Federal law establishes how unions, employees and employers may interact, but both unions and businesses have argued current laws are outdated and too restrictive. The law often prevents new and innovative ways for workplaces to interact, as noted in the report, “A New Organizing Paradigm?”
The United Auto Workers (UAW) push for German-style work council at the Volkswagen plant in Chattanooga, Tenn., for instance, could face significant legal obstacles because of current federal law.
“Over the past three years, a new approach has been advocated by the United Auto Workers union (UAW),” the report detailed. “Based on the model of employee engagement found in Europe, and particularly Germany, the UAW has suggested that a ‘works council’ could be established at the Volkswagen plant in Chattanooga, Tennessee. This works council, it is argued, could create a ‘third way’ for employee representation and engagement that avoids the constraints of adversarial unionism.”
The UAW first tried traditional ways to unionize the Volkswagen plant workers, but were unable to do so. Much of the traditional way of unionizing was established under the 1935 National Labor Relations Act, which is one of the main laws governing workplace and union interactions.
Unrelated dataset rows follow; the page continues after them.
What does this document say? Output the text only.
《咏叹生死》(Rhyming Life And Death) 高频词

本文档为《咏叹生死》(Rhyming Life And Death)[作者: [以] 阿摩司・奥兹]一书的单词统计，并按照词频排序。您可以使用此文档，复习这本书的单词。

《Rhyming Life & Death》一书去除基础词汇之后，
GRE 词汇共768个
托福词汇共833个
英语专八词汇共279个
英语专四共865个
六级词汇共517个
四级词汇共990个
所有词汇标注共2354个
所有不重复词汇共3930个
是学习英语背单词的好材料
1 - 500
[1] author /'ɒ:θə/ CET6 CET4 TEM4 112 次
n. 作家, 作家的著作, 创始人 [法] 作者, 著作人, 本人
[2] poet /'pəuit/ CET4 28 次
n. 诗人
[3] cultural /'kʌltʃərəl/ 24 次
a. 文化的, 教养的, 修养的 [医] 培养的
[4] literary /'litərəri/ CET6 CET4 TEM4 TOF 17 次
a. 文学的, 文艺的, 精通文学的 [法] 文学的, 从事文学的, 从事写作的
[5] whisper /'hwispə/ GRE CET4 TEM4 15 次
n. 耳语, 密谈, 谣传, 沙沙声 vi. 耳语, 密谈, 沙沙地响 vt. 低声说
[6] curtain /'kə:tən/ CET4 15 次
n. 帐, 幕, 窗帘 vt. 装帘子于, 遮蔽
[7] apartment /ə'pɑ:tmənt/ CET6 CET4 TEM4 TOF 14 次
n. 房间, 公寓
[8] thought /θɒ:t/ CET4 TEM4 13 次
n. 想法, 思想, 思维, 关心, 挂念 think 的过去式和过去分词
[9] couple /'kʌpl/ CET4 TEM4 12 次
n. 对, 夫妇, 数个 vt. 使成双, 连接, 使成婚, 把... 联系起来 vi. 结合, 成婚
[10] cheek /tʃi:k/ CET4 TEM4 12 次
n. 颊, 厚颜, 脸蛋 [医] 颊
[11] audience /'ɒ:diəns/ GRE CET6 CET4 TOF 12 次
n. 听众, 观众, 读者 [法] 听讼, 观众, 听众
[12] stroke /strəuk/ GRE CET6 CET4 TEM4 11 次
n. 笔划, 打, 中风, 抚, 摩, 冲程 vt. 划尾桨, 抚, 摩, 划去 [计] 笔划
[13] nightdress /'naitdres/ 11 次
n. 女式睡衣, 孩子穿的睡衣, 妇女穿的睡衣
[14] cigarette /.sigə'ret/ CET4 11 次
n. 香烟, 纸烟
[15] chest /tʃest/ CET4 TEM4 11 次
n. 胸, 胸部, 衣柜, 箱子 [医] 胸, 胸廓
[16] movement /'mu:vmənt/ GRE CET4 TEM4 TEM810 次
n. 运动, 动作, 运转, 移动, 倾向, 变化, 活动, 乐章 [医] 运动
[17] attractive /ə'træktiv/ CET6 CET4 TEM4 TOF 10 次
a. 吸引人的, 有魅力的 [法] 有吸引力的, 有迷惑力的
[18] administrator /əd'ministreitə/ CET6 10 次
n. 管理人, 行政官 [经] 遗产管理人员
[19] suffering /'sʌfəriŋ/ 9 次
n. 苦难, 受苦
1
“Unlike the adversarial model of labor relations found in the United States, many countries take a different approach to employee engagement in workplace decisions,” the report continued. “In Europe, a works council differs from a trade union. The union operates at an industry level, rather than a company level, while the works council provides an additional, separate path to employee participation at a local level.”
In Germany and other countries that allow work councils, the councils represent workers at individual companies. If workers at a company choose to form a work council, its scope is that company alone. Labor unions establish national industry rules while the work councils adjust them to fit the context of the they were formed in. In contrasts, labor unions in the United States represent their workers at both the national and local levels.
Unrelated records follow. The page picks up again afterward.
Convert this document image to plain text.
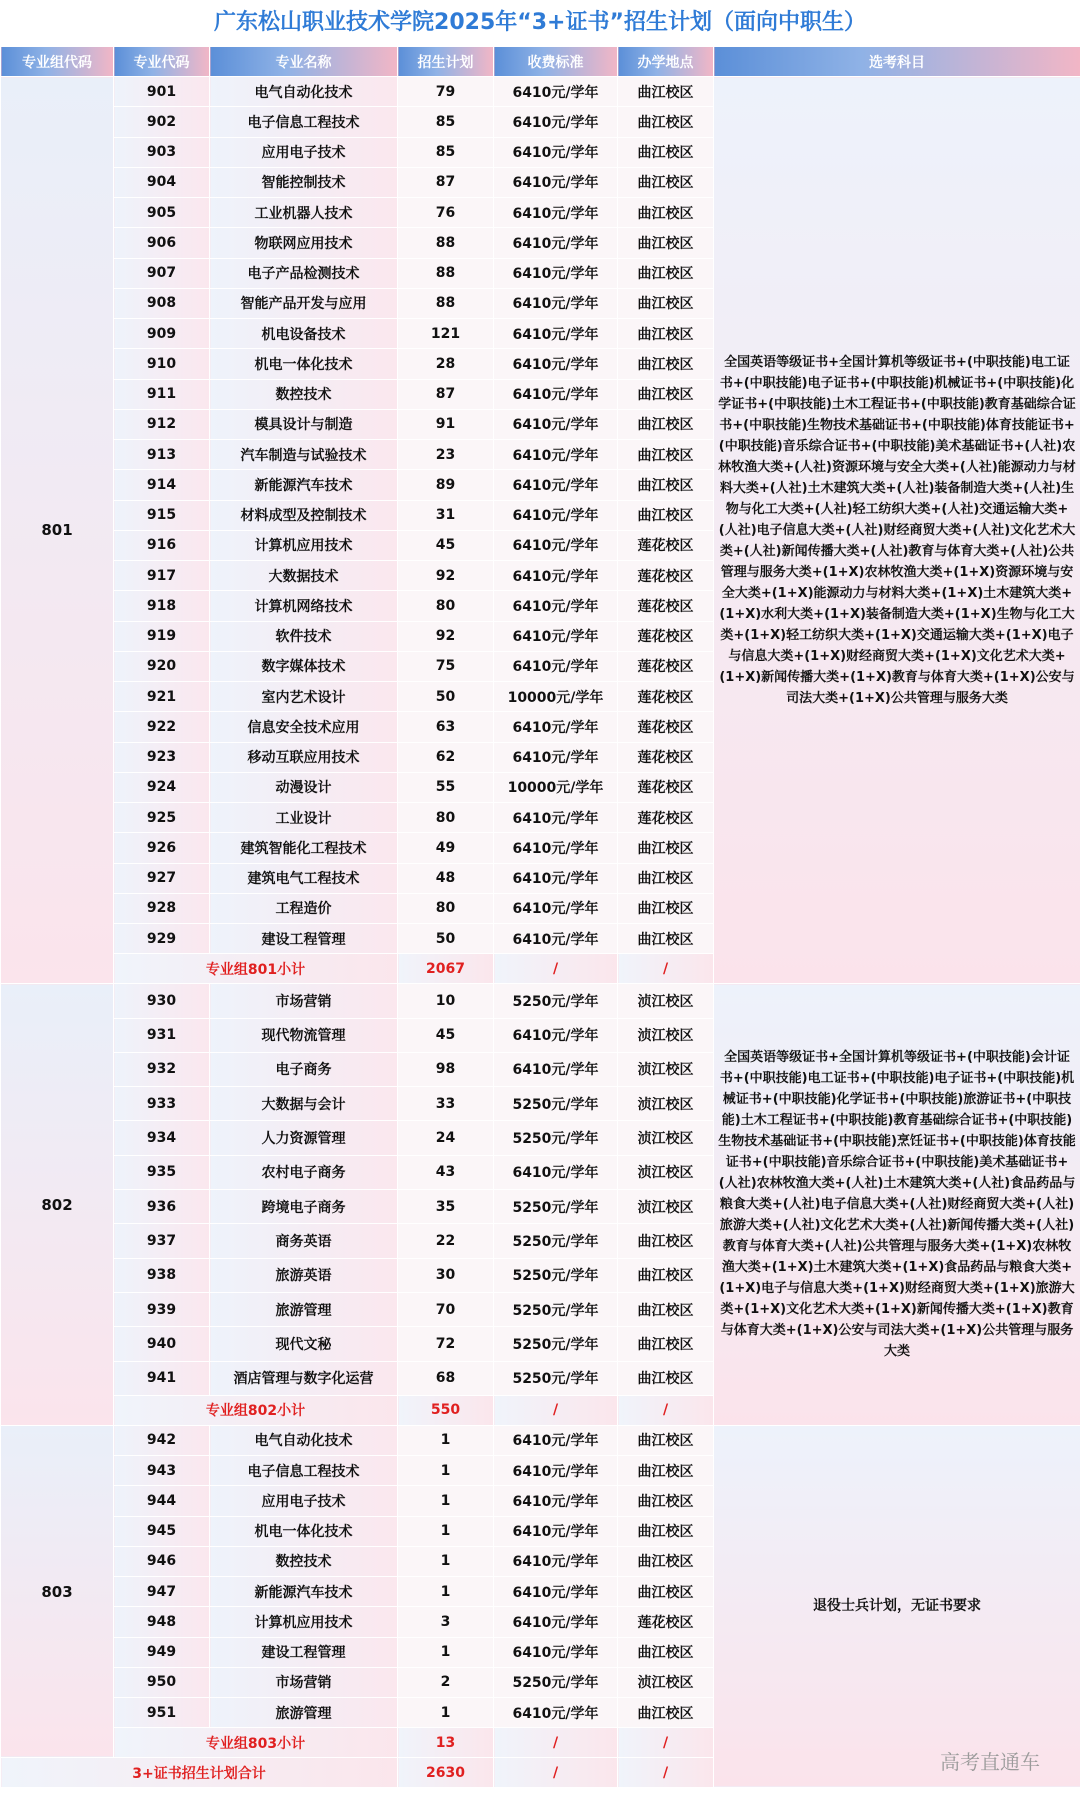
广东松山职业技术学院2025年“3+证书”招生计划（面向中职生）
专业组代码	专业代码	专业名称	招生计划	收费标准	办学地点	选考科目	
801	901	电气自动化技术	79	6410元/学年	曲江校区	全国英语等级证书+全国计算机等级证书+(中职技能)电工证书+(中职技能)电子证书+(中职技能)机械证书+(中职技能)化学证书+(中职技能)土木工程证书+(中职技能)教育基础综合证书+(中职技能)生物技术基础证书+(中职技能)体育技能证书+(中职技能)音乐综合证书+(中职技能)美术基础证书+(人社)农林牧渔大类+(人社)资源环境与安全大类+(人社)能源动力与材料大类+(人社)土木建筑大类+(人社)装备制造大类+(人社)生物与化工大类+(人社)轻工纺织大类+(人社)交通运输大类+(人社)电子信息大类+(人社)财经商贸大类+(人社)文化艺术大类+(人社)新闻传播大类+(人社)教育与体育大类+(人社)公共管理与服务大类+(1+X)农林牧渔大类+(1+X)资源环境与安全大类+(1+X)能源动力与材料大类+(1+X)土木建筑大类+(1+X)水利大类+(1+X)装备制造大类+(1+X)生物与化工大类+(1+X)轻工纺织大类+(1+X)交通运输大类+(1+X)电子与信息大类+(1+X)财经商贸大类+(1+X)文化艺术大类+(1+X)新闻传播大类+(1+X)教育与体育大类+(1+X)公安与司法大类+(1+X)公共管理与服务大类	
	902	电子信息工程技术	85	6410元/学年	曲江校区		
	903	应用电子技术	85	6410元/学年	曲江校区		
	904	智能控制技术	87	6410元/学年	曲江校区		
	905	工业机器人技术	76	6410元/学年	曲江校区		
	906	物联网应用技术	88	6410元/学年	曲江校区		
	907	电子产品检测技术	88	6410元/学年	曲江校区		
	908	智能产品开发与应用	88	6410元/学年	曲江校区		
	909	机电设备技术	121	6410元/学年	曲江校区		
	910	机电一体化技术	28	6410元/学年	曲江校区		
	911	数控技术	87	6410元/学年	曲江校区		
	912	模具设计与制造	91	6410元/学年	曲江校区		
	913	汽车制造与试验技术	23	6410元/学年	曲江校区		
	914	新能源汽车技术	89	6410元/学年	曲江校区		
	915	材料成型及控制技术	31	6410元/学年	曲江校区		
	916	计算机应用技术	45	6410元/学年	莲花校区		
	917	大数据技术	92	6410元/学年	莲花校区		
	918	计算机网络技术	80	6410元/学年	莲花校区		
	919	软件技术	92	6410元/学年	莲花校区		
	920	数字媒体技术	75	6410元/学年	莲花校区		
	921	室内艺术设计	50	10000元/学年	莲花校区		
	922	信息安全技术应用	63	6410元/学年	莲花校区		
	923	移动互联应用技术	62	6410元/学年	莲花校区		
	924	动漫设计	55	10000元/学年	莲花校区		
	925	工业设计	80	6410元/学年	莲花校区		
	926	建筑智能化工程技术	49	6410元/学年	曲江校区		
	927	建筑电气工程技术	48	6410元/学年	曲江校区		
	928	工程造价	80	6410元/学年	曲江校区		
	929	建设工程管理	50	6410元/学年	曲江校区		
	专业组801小计		2067	/	/		
802	930	市场营销	10	5250元/学年	浈江校区	全国英语等级证书+全国计算机等级证书+(中职技能)会计证书+(中职技能)电工证书+(中职技能)电子证书+(中职技能)机械证书+(中职技能)化学证书+(中职技能)旅游证书+(中职技能)土木工程证书+(中职技能)教育基础综合证书+(中职技能)生物技术基础证书+(中职技能)烹饪证书+(中职技能)体育技能证书+(中职技能)音乐综合证书+(中职技能)美术基础证书+(人社)农林牧渔大类+(人社)土木建筑大类+(人社)食品药品与粮食大类+(人社)电子信息大类+(人社)财经商贸大类+(人社)旅游大类+(人社)文化艺术大类+(人社)新闻传播大类+(人社)教育与体育大类+(人社)公共管理与服务大类+(1+X)农林牧渔大类+(1+X)土木建筑大类+(1+X)食品药品与粮食大类+(1+X)电子与信息大类+(1+X)财经商贸大类+(1+X)旅游大类+(1+X)文化艺术大类+(1+X)新闻传播大类+(1+X)教育与体育大类+(1+X)公安与司法大类+(1+X)公共管理与服务大类	
	931	现代物流管理	45	6410元/学年	浈江校区		
	932	电子商务	98	6410元/学年	浈江校区		
	933	大数据与会计	33	5250元/学年	浈江校区		
	934	人力资源管理	24	5250元/学年	浈江校区		
	935	农村电子商务	43	6410元/学年	浈江校区		
	936	跨境电子商务	35	5250元/学年	浈江校区		
	937	商务英语	22	5250元/学年	曲江校区		
	938	旅游英语	30	5250元/学年	曲江校区		
	939	旅游管理	70	5250元/学年	曲江校区		
	940	现代文秘	72	5250元/学年	曲江校区		
	941	酒店管理与数字化运营	68	5250元/学年	曲江校区		
	专业组802小计		550	/	/		
803	942	电气自动化技术	1	6410元/学年	曲江校区	退役士兵计划，无证书要求	
	943	电子信息工程技术	1	6410元/学年	曲江校区		
	944	应用电子技术	1	6410元/学年	曲江校区		
	945	机电一体化技术	1	6410元/学年	曲江校区		
	946	数控技术	1	6410元/学年	曲江校区		
	947	新能源汽车技术	1	6410元/学年	曲江校区		
	948	计算机应用技术	3	6410元/学年	莲花校区		
	949	建设工程管理	1	6410元/学年	曲江校区		
	950	市场营销	2	5250元/学年	浈江校区		
	951	旅游管理	1	6410元/学年	曲江校区		
	专业组803小计		13	/	/		
3+证书招生计划合计			2630	/	/			高考直通车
The model in the United States can often become a problem if the union national policy interferes with the needs of workers at an individual company. The model is also based on the assumption employers and unions compete with each other, while the German model allows for a more cooperative relationship, the report notes.
The competitive nature in which the United States model is set up is likely because in 1935, employers and unions were fighting in a way they tend not to today. For instance, management at the Volkswagen was adamant from the beginning about respecting its employees choice when it came to unionizing.
“Both the restrictions on employer interactions with employee committees under the NLRA and the governing documents of the UAW and other unions are simply incompatible with a works council,” the report concluded. “As a result, anything calling itself a works council, whether in Chattanooga or elsewhere, would in reality be nothing more than a traditional union local.”
The report noted the only way to overcome the restrictions is to amend current federal law. The problem is, previous attempts have often failed.